With the explosion of the Internet, the global, internet-driven economy is motivating the burgeoning mobile data content and applications markets. Portable electronic devices such as laptop computers, cell phones, personnel digital assistants (PDA's), handheld or portable game consoles and other portable electronic devices, all use standard integrated-circuits (ICs).
The packages encase many varieties of ICs, such as microprocessors, application specific ICs, cache and system memory, and range from packaging a single ICs to multiple ICs. The considerations for packaging are generally similar. For example, packages are desired that are relatively inexpensive, are mechanically stable, are properly sized and can reliably distribute electric signals between various circuits and components while removing unwanted heat and offering protection in hostile environments.

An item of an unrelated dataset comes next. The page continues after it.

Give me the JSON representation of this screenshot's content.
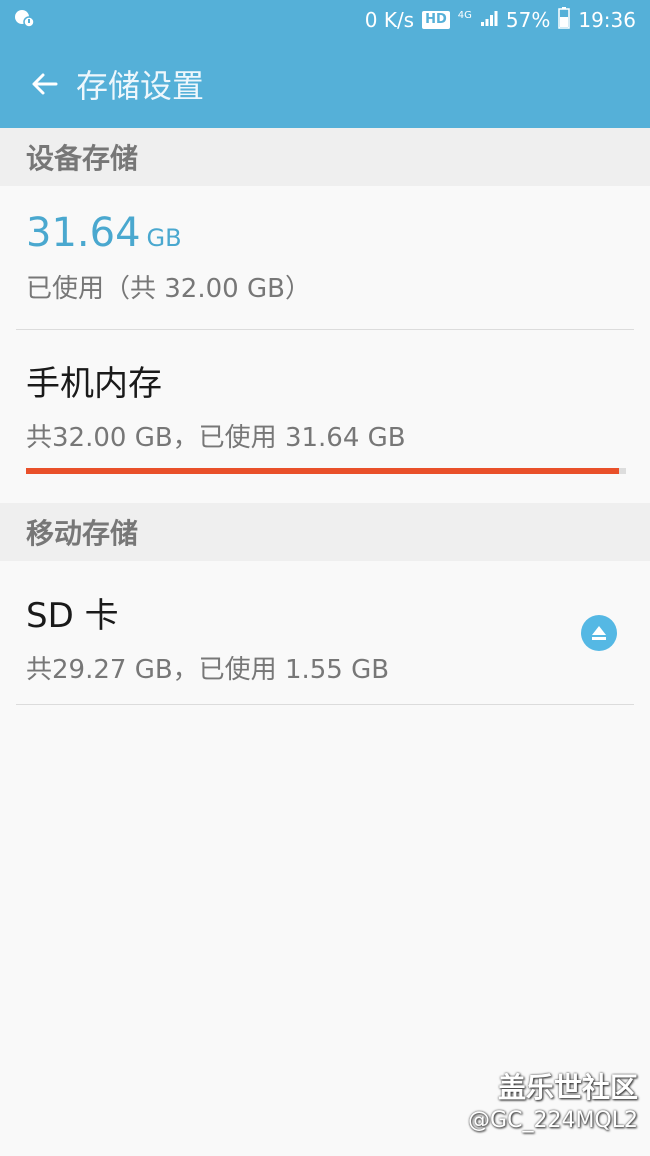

Further, the IC packaging industry has been subject to the intense cost/performance market pressure common to the microelectronics industry. As a result of this market pressure, IC packaging has increasingly pushed the technology towards increased density, smaller form, and lower cost. The art of packaging ICs has continued to evolve and today represents a tremendous engineering challenge as IC packages become smaller and more component dense.
The latest generations of wireless products are requiring increasingly more functionality in less space, with lower weight, less power consumption, and at higher frequencies, and this is driving the utilization of smaller, fragile passive components for system-in-package (SIP) modules. Assembling these components present a number of challenges for an electronic manufacturing operation.
Thus, a need still remains to protect these fragile components in the wire-bonding phases of manufacture. In view of the ever-increasing commercial competitive pressures, along with growing consumer expectations and the diminishing opportunities for meaningful product differentiation in the marketplace, it is critical that answers be found for these problems. Additionally, the need to reduce costs, improve efficiencies and performance, and meet competitive pressures, adds an even greater urgency to the critical necessity for finding answers to these problems.
Solutions to these problems have been long sought but prior developments have not taught or suggested any solutions and, thus, solutions to these problems have long eluded those skilled in the art.